Bu anlayışın Türk edebiyatındaki en büyük temsilcisi Nazım Hikmet’tir. Toplumcu gerçekçiler fakirlik, cehalet, töre gibi toplumsal meseleleri tespit etmenin yeterli olmadığını,,,, sanatçının bu sorunları çözmek için de çaba sarf etmesi gerektiğini savunmuştur. Toplumcu şairler şiirlerinde bu gerçekleri dile getirirken aynı zamanda okuru da kendi ideolojileri doğrultusunda yönlendirmek istemişlerdir.

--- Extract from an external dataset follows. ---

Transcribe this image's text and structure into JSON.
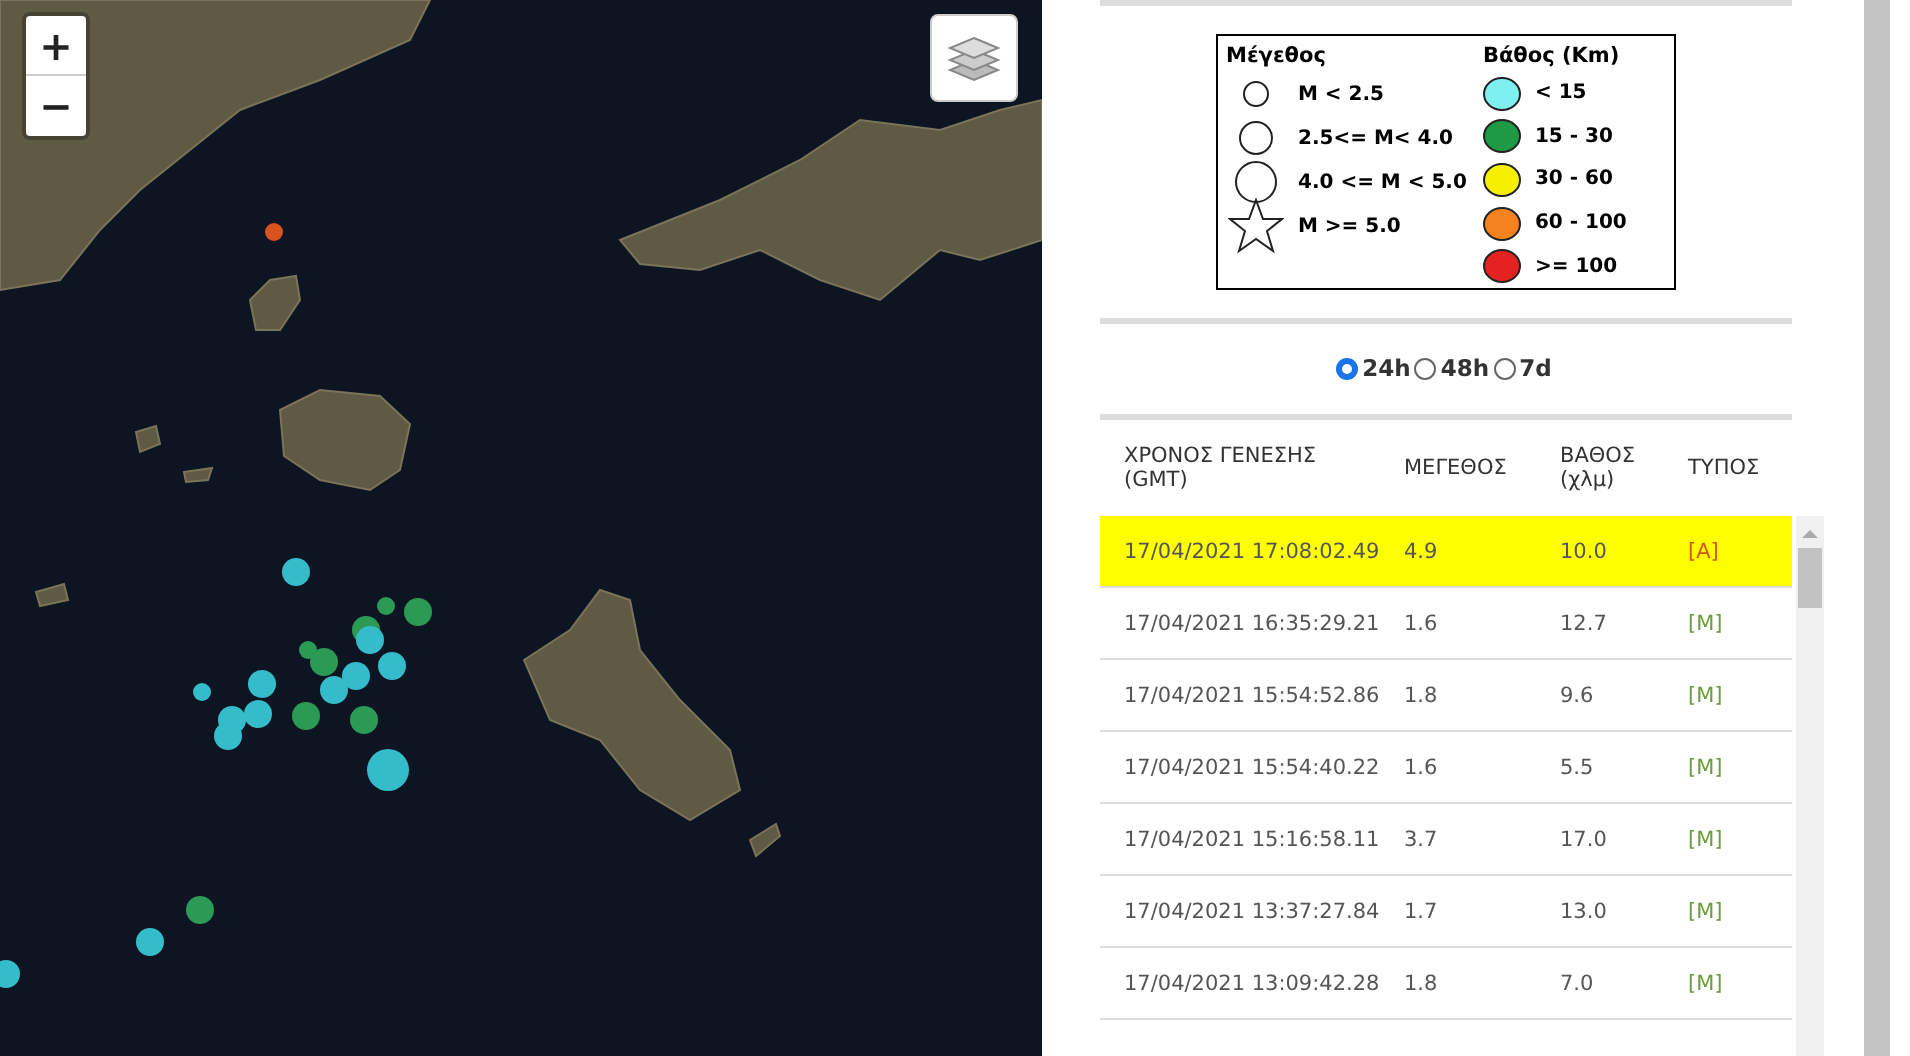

Köylünün toprağa hasreti var

toprağın hasreti

makinalar

dizelerinde Nazım Hikmet toplumsal bir kalkınmanın anahtarı olarak makineleşmeyi öne sürülmüştür. Köylü Kurtuluş Savaşı’ndan çıkmış ve perişan haldedir. Geniş ve zengin Anadolu toprağı yüz yıllar öncesinden kalma yöntemlerle ekilip biçilmektedir. Bu topraklar çoğunlukla toprak ağaları denilen belli ailelerin elindedir. Toplumcu şairlerin gözünde  Anadolu köylüsü toprakta sadece işçidir. Hakkını savunamaz. Cahil kalmıştır. Bir taraftan ağalık düzeni ile bir taraftan da sahte din adamları tarafından sömürülmektedir. Bu düzen bu haliyle sürdürülemez. Zengin topraklar Anadolu köylüsüne bölüştürülmelidir. Anadolu insanı toprağın hem işçisi hem sahibi olmalıdır. Gelir adil ve eşit bir şekilde bölüşülmelidir.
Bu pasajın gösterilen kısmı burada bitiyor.